I push my duffel bag off my shoulder and begin to unpack my things. I haven’t brought a lot. It wouldn’t have been much even if I had brought everything I owned. I hang up my clothes. I have brought three work outfits and two non-work outfits. A handful of underwear, some toiletries, and that’s pretty much it.

I wander through to the attached bathroom with my toiletry bag and my jaw drops. This is no little en-suite, although why I thought it would be, I don’t know. The room is bigger than my bedroom in my old apartment with a lovely big bathtub and a large shower. It’s all cream with fawn accents. I instantly fall in love with how light, bright and airy it looks. I place my toiletries on the marble countertop beside the sink, noting how sad they look in this luxurious room.

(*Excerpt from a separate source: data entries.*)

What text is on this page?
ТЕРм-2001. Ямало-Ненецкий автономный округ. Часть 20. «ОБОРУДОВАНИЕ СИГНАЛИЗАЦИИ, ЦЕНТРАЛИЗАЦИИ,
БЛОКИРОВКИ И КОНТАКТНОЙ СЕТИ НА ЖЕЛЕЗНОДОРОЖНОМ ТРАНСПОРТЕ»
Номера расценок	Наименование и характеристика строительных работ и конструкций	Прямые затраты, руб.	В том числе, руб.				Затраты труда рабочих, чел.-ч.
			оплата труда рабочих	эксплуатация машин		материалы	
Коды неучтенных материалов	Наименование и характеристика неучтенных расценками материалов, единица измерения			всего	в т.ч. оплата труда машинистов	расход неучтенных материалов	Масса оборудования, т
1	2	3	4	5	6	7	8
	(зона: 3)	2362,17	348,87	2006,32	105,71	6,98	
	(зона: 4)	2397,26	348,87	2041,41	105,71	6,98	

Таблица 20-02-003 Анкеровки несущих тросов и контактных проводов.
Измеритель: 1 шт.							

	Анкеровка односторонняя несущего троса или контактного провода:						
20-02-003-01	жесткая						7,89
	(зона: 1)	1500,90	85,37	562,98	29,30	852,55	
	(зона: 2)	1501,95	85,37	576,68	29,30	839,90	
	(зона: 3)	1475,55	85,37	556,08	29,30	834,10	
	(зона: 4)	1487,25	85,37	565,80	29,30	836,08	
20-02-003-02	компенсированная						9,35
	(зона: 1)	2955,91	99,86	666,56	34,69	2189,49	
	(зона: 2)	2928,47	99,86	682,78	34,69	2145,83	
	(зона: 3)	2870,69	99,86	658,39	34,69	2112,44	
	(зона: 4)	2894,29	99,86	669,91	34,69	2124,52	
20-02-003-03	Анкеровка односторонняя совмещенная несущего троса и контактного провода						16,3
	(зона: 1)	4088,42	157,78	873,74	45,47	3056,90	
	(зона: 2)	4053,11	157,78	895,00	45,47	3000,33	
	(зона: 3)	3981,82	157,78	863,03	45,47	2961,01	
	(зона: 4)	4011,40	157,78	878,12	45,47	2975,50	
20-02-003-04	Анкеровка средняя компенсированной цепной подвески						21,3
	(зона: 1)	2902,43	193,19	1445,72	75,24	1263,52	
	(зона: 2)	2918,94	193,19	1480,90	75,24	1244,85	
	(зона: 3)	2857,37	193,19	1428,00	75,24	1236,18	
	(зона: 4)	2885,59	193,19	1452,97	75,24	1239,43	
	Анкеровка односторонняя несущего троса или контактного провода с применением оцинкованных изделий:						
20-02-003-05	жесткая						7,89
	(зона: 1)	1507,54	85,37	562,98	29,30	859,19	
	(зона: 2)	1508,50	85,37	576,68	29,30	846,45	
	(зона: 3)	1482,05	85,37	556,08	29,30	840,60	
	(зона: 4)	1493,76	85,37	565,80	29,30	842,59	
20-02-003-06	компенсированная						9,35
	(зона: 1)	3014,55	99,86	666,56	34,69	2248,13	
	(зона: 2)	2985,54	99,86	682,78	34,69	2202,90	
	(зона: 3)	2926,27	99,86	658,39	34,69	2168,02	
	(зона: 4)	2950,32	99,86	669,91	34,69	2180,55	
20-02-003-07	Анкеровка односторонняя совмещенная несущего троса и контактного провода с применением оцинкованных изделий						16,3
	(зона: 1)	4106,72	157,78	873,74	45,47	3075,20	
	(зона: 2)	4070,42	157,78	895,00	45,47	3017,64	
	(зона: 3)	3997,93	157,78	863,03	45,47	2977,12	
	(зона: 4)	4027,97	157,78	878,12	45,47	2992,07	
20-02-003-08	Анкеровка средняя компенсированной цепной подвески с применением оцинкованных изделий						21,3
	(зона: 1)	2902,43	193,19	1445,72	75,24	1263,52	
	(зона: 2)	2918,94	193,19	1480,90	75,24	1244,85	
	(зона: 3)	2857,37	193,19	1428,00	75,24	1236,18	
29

I go back to the bedroom and strip off, folding my clothes then laying them on the arm chair. It’s only then I realize I haven’t brought any pajamas or a night dress. I could sleep naked, but what if I want a glass of water or something in the night and I run into Finn?

I throw my clothes back on with a sigh and head out of the room. I can hear Finn’s voice drifting out of his office and I know better than to go to him and ask him if he has something I can wear. Instead, I go to the linen closet, hoping to maybe find something I can wear in there, like a spare robe or something. The closet is filled with towels and sheets, duvet covers and pillowcases. There’s even a spare duvet and a bag full of spare pillows.